Though their market share has slipped since the start of the financial crisis, the top 10 managers continue to dominate the underwriting of municipal bonds.
Smaller players have taken advantage of upheaval at the big firms to poach talent and grab more business, but they have a long way to go before they get a much bigger slice of the pie.
The top 10 handled 60.8% of all long-term municipal bonds coming to market by par value in 1999. Their share went up steadily until 2008, when it reached 77%. Since then, it has fallen back. In 2011, it was 70%, according to Thomson Reuters.
In this data set, underwriters are only given credit for deals for which they were the senior or co-senior managers.
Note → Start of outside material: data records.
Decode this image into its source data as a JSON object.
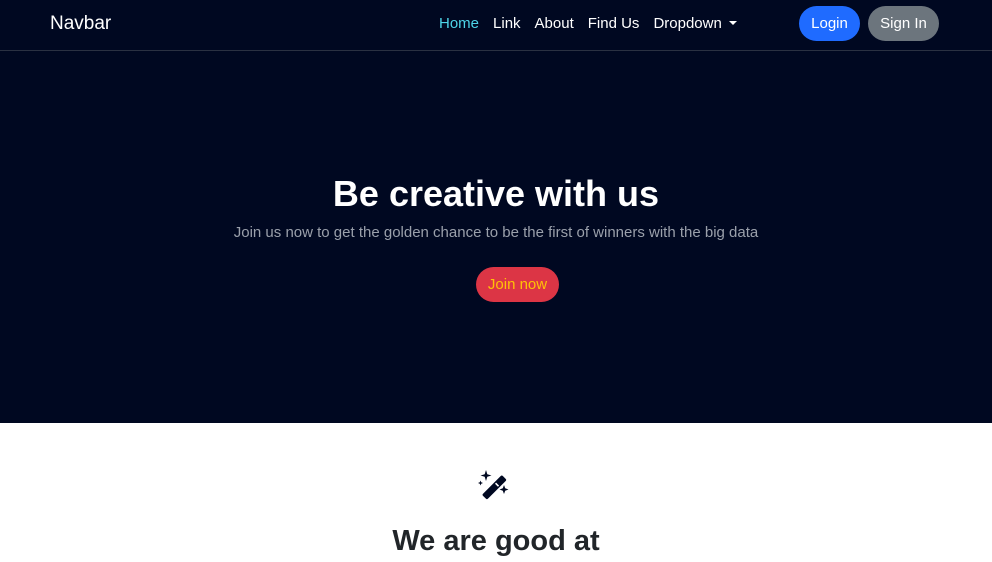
{
  "navbar": {
    "brand": "Navbar",
    "links": [
      {
        "label": "Home",
        "active": true
      },
      {
        "label": "Link",
        "active": false
      },
      {
        "label": "About",
        "active": false
      },
      {
        "label": "Find Us",
        "active": false
      },
      {
        "label": "Dropdown",
        "active": false
      }
    ],
    "login_label": "Login",
    "signin_label": "Sign In"
  },
  "hero": {
    "title": "Be creative with us",
    "subtitle": "Join us now to get the golden chance to be the first of winners with the big data",
    "join_label": "Join now"
  },
  "section": {
    "icon": "magic-wand-icon",
    "title": "We are good at"
  },
  "colors": {
    "background_dark": "#000821",
    "active_link": "#4dd4e8",
    "login_button": "#1f6bff",
    "signin_button": "#6c757d",
    "join_button": "#dc3545",
    "join_text": "#ffc107"
  }
}
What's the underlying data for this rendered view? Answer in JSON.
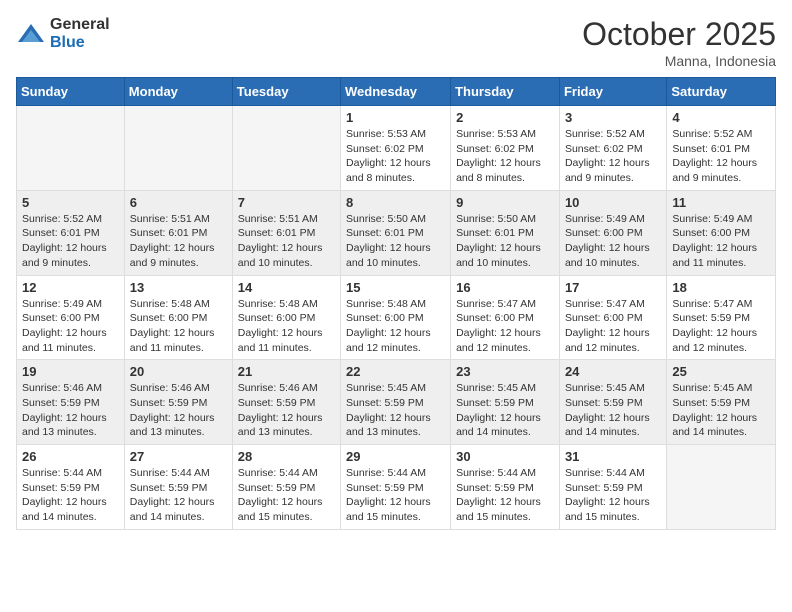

The percentage of business handled by underwriters ranked 11 through 20 has not shifted as much. From 1999 to 2008, it kept in a range from roughly between 12% and 14%. However, their share dove from 13.5% in 2007 to 9.8% in 2008. By 2011, it had risen to 12.2%.
Taken together, the proportion of work the top 20 firms have done followed a similar pattern as for the top 10. In 1999, the top 20 firms did 73.4% of the business. By 2008, it had increased to 86.8%. By 2011, that figure had decreased to 82.5%.
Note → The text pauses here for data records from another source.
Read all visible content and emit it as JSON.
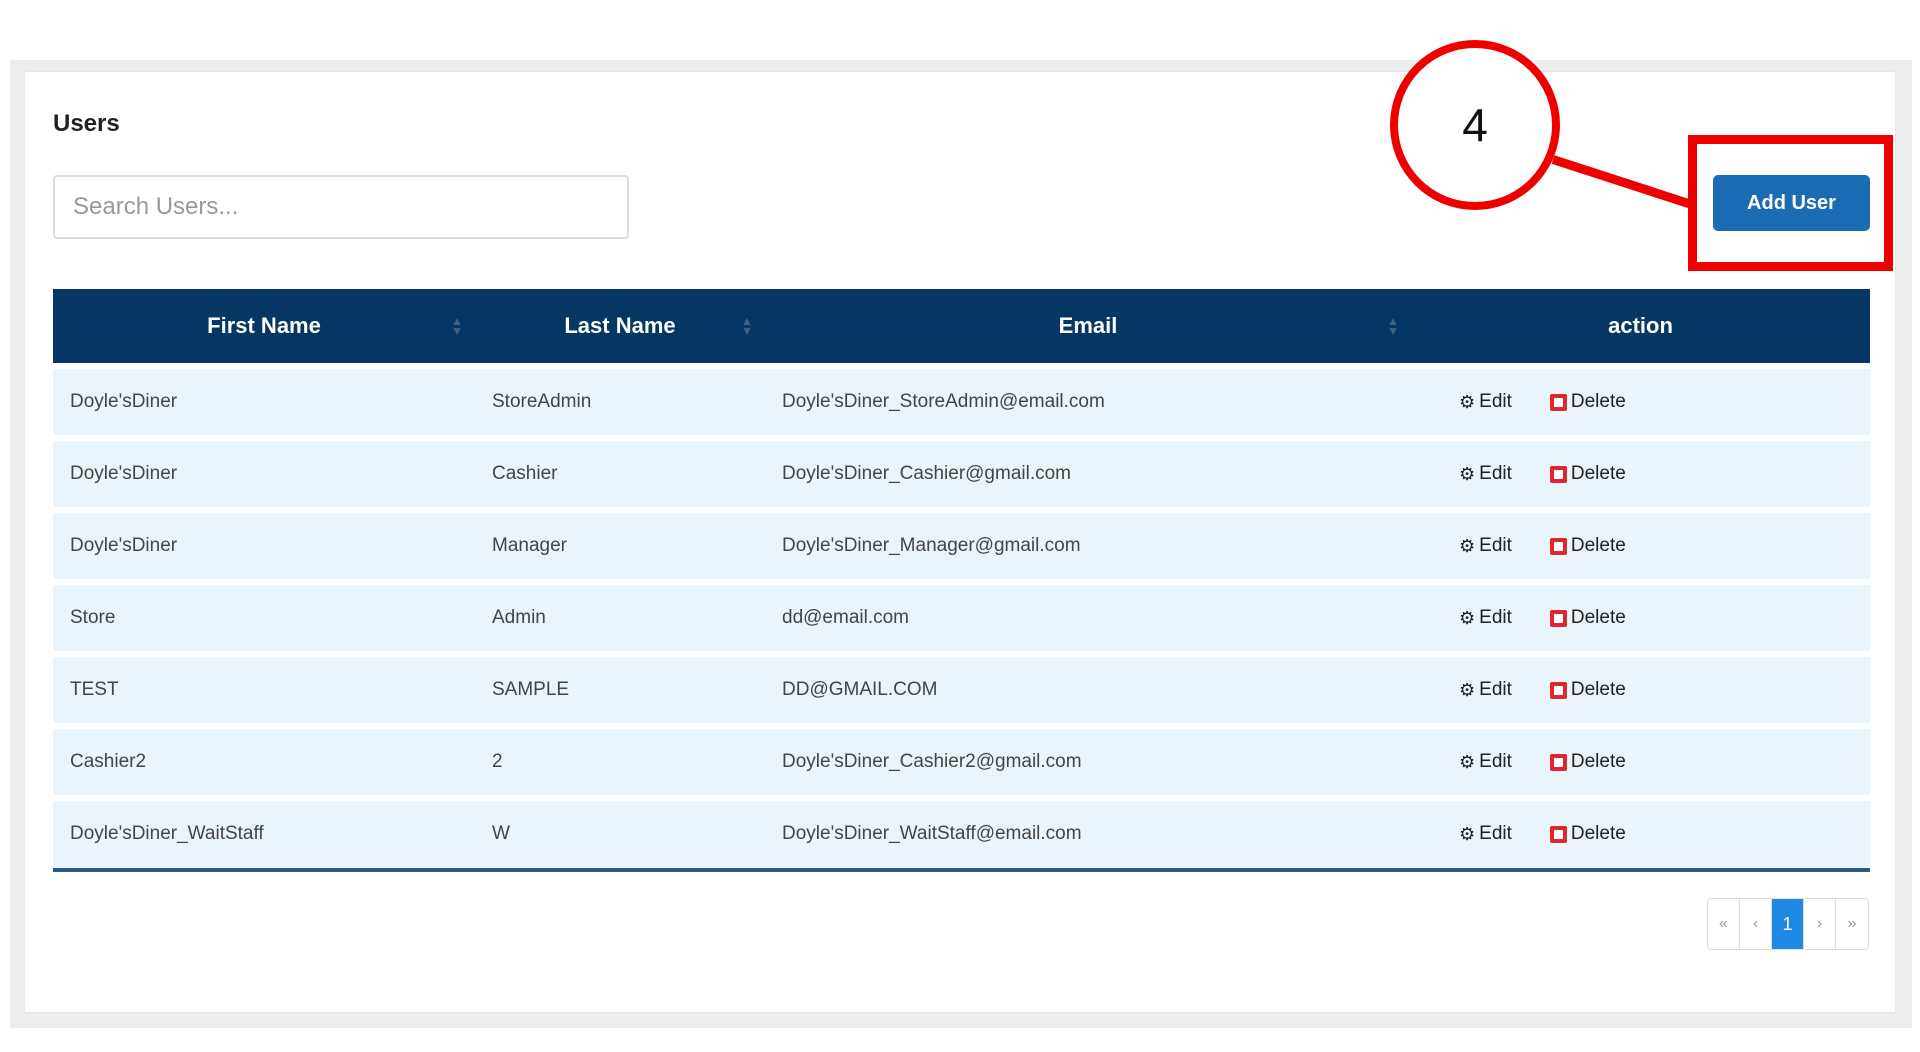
{
  "page": {
    "title": "Users",
    "search_placeholder": "Search Users...",
    "add_user_label": "Add User"
  },
  "callout": {
    "number": "4",
    "color": "#ee0000"
  },
  "table": {
    "headers": {
      "first_name": "First Name",
      "last_name": "Last Name",
      "email": "Email",
      "action": "action"
    },
    "rows": [
      {
        "first": "Doyle'sDiner",
        "last": "StoreAdmin",
        "email": "Doyle'sDiner_StoreAdmin@email.com"
      },
      {
        "first": "Doyle'sDiner",
        "last": "Cashier",
        "email": "Doyle'sDiner_Cashier@gmail.com"
      },
      {
        "first": "Doyle'sDiner",
        "last": "Manager",
        "email": "Doyle'sDiner_Manager@gmail.com"
      },
      {
        "first": "Store",
        "last": "Admin",
        "email": "dd@email.com"
      },
      {
        "first": "TEST",
        "last": "SAMPLE",
        "email": "DD@GMAIL.COM"
      },
      {
        "first": "Cashier2",
        "last": "2",
        "email": "Doyle'sDiner_Cashier2@gmail.com"
      },
      {
        "first": "Doyle'sDiner_WaitStaff",
        "last": "W",
        "email": "Doyle'sDiner_WaitStaff@email.com"
      }
    ],
    "edit_label": "Edit",
    "delete_label": "Delete"
  },
  "pagination": {
    "first": "«",
    "prev": "‹",
    "current": "1",
    "next": "›",
    "last": "»"
  },
  "colors": {
    "header_bg": "#063764",
    "row_bg": "#eaf4fd",
    "primary": "#1c6bb5",
    "delete": "#e0262c",
    "page_active": "#1e88e5"
  }
}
And in the top 20, the top three firms were out ahead of the rest of the pack. In 2011, JPMorgan, Citi and Bank of America Merrill Lynch did 38.3% of all business. The third-ranked firm, B of A Merrill, handled just 6.4% less par value of bonds than did the number one-ranked JPMorgan. By contrast, the fourth-ranked firm, Morgan Stanley, did 39.4% less business than did Bank of America Merrill.
An industry consolidation has contributed to the concentration of the industry, said Michael Decker, co-head of municipal securities at Securities Industry and Financial Markets Association.
“There are fewer firms that are actively participating in the underwriting business,” he said.
Several of the top 10 firms in 1999 have combined with other firms, Decker said.
For example, Merrill is now part of Bank of America. Lehman Brothers’ business was taken over by Barclays Capital. Bear, Stearns & Co. became part of JPMorgan.
Decker also noted that the spreads that underwriters collect to underwrite bonds — their profit — have decreased. Meanwhile, the cost of complying with ever more extensive regulations has been going up, squeezing margins. That, in turn, has led to greater concentration.
Christopher Hamel, head of municipal finance at RBC Capital Markets — ranked seventh in 2011 — pointed to issue size as one factor affecting the statistics. The percent of issues with a par value above $100 million went from 41% in 1999 to 62% in 2009 and back down to 58% in 2011, he said.
The big underwriters are more competitive in the large-issue space. Because of this, it’s logical that the historic concentration of business and the more recent dispersal of the industry has mirrored the shifting percentages of the deals that are large and small, Hamel said.
John Mazyck, executive vice president for the Frazer Lanier Co., agreed. Frazer Lanier ascended to 43d-largest underwriter in 2011 from 64th in 2010. Whereas the biggest firms don’t want to chase smaller deals, such transactions make economic sense for Frazer Lanier. “We’ve added bankers at a time when others have downsized,” Mazyck said.
Howard Cure, director of municipal research at Evercore Wealth Management LLC, offered two explanations for the dispersal of business that has occurred since 2008.
With the onset of the recession, many issuers perceived the regional banks as having fewer problems resulting from the collapse of the real estate bubble than the biggest banks had, Cure said. This allowed the regional banks to attract underwriting business.
The recession made issuers less interested in structured products like variable-rate securities that the largest banks were offering. This new attitude allowed the regional banks to compete on an equal footing with the largest banks, Cure said.
Fred Yosca, head trader at BNY Capital Markets, offered two other explanations for the dispersal of business. Many minority-owned firms that used to be co-managers for deals have been able to become senior managers in the last few years, he said. Some regional underwriters have grown through consolidation.
The shrinking of the top 10 firms’ portion of business in the last few years also reflects more direct lending by banks, Hamel noted. The recent expansion of direct lending to municipalities has been spearheaded by the largest financial firms, not the smaller ones, he said.